A la espera de que acabe la pesadilla

El nombre del local, Makika, tiene un significado muy especial pues hace referencia a la madre de los propietarios. "Ella se llama Blanca, aunque en casa todos sus hermanos la llamaban Blanca Margarita. Uno de sus hermanos pequeños no lo decía correctamente y esto degeneró en Makika. Actualmente en casa y muchos de sus amigos la llaman así. De ahí el nombre de nuestra marca y todo lo que le acompaña", señalan los propietarios. Ahora, las puertas del Makika&Co permanecen cerradas, como las de todos los locales del sector. "Esta crisis afectará de manera mucho más notoria a todas aquellas actividades como la nuestra, que están destinadas al ocio y hostelería dando servicio directo al cliente. Por nuestra parte, haremos todo lo posible para poder empezar a trabajar a la mayor brevedad y por supuesto que afecte en la menor medida a toda la familia Makika&Co", afirman los propietarios.
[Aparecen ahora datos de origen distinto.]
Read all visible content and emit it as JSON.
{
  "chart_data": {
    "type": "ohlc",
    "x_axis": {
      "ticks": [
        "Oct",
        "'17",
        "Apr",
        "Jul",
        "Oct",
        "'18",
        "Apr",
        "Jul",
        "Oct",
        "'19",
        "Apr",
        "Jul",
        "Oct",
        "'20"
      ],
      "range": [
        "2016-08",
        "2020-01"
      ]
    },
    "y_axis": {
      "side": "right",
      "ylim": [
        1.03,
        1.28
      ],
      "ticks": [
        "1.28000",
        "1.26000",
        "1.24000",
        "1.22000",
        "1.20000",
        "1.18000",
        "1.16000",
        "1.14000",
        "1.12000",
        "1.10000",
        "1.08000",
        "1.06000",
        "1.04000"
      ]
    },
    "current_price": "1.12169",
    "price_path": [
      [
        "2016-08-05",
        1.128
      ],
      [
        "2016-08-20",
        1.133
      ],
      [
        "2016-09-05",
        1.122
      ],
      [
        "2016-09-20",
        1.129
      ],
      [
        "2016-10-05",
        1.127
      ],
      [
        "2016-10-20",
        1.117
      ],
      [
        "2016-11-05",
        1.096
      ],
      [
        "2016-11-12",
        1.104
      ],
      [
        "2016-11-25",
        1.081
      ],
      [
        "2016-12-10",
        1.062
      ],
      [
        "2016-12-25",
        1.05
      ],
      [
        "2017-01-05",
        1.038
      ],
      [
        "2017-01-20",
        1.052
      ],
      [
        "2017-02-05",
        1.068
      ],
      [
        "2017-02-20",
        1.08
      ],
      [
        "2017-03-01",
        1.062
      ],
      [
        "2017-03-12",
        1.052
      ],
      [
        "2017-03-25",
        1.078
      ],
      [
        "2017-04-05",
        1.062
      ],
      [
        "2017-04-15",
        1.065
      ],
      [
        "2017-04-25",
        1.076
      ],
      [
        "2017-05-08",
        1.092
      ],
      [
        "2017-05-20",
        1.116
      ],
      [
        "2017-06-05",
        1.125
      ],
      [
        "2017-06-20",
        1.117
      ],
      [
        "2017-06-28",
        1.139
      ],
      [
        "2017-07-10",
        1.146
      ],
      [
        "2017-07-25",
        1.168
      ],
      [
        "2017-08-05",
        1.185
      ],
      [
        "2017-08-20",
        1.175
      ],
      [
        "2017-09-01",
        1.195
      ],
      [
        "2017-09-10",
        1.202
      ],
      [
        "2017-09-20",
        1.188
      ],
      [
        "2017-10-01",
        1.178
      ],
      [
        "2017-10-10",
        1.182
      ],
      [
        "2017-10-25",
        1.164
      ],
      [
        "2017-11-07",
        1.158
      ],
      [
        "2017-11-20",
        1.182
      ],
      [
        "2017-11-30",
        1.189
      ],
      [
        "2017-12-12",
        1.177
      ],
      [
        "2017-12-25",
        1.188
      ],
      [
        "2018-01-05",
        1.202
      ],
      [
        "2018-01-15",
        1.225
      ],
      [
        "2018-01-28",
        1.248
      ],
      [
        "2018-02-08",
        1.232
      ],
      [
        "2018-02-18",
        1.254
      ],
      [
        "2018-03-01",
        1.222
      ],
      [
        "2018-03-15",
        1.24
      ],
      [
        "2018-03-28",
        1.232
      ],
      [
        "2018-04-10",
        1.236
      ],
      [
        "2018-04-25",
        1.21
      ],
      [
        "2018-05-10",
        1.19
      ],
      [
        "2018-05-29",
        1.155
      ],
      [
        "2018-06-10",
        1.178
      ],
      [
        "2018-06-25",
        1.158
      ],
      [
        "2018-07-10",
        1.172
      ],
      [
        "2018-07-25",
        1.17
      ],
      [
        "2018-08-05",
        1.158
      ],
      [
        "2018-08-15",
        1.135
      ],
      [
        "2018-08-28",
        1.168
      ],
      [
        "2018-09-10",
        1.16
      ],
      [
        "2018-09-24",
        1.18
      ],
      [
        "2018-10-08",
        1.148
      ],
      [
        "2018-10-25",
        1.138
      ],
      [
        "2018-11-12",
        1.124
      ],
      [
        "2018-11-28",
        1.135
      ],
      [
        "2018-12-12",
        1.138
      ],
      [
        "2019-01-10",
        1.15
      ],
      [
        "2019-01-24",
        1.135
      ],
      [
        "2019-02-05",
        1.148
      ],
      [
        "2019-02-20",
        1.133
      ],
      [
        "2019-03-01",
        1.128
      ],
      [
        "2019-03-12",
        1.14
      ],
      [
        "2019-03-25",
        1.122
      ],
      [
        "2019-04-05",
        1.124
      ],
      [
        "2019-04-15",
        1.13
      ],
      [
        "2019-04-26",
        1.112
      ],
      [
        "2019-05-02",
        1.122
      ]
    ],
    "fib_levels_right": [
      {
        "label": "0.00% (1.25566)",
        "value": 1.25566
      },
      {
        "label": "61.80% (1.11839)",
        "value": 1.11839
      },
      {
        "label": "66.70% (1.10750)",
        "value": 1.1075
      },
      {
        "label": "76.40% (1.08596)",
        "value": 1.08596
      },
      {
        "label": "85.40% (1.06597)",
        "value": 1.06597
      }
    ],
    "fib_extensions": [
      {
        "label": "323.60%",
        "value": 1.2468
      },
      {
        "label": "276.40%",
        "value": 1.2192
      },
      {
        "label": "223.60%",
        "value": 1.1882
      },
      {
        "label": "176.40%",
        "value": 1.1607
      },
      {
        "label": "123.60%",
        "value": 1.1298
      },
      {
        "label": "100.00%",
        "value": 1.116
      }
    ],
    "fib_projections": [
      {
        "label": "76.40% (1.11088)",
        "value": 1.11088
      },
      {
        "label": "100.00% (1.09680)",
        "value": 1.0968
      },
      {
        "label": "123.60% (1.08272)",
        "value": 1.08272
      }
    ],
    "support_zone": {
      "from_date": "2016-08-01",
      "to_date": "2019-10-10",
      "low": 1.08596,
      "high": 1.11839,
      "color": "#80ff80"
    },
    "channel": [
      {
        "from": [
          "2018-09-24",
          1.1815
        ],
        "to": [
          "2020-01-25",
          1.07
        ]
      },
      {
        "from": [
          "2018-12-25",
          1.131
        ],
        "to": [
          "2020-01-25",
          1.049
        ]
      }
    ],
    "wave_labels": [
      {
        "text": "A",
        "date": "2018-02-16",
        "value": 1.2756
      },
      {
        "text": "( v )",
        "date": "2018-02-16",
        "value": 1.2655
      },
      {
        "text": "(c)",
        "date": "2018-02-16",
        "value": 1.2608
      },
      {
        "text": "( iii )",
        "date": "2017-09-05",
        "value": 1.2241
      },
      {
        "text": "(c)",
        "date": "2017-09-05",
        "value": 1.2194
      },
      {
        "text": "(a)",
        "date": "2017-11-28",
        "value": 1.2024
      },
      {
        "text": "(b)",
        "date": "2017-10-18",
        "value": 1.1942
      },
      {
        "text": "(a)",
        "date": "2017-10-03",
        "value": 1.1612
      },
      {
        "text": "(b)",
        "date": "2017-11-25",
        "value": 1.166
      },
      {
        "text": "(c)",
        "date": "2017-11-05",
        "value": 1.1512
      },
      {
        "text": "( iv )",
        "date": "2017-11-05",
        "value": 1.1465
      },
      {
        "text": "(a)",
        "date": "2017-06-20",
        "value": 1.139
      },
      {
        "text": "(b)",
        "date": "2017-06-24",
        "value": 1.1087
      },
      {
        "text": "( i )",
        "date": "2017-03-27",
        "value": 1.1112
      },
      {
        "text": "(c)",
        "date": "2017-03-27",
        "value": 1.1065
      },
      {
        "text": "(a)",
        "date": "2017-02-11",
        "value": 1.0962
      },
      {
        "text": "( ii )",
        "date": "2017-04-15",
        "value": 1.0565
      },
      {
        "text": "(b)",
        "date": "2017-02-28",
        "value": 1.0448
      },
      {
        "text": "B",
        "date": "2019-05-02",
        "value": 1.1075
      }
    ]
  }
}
A pesar de ello, se mantienen muy activos en sus perfiles de redes sociales, compartiendo con todos sus seguidores numerosas recetas del local. "Se nos ocurrió que podía ser una forma de mantenernos vivos y más cercanos a la gente que nos sigue. Además, actualmente estamos trabajando para poder empezar cuanto antes a ofrecer desayunos a domicilio y esperando guste mucho la idea".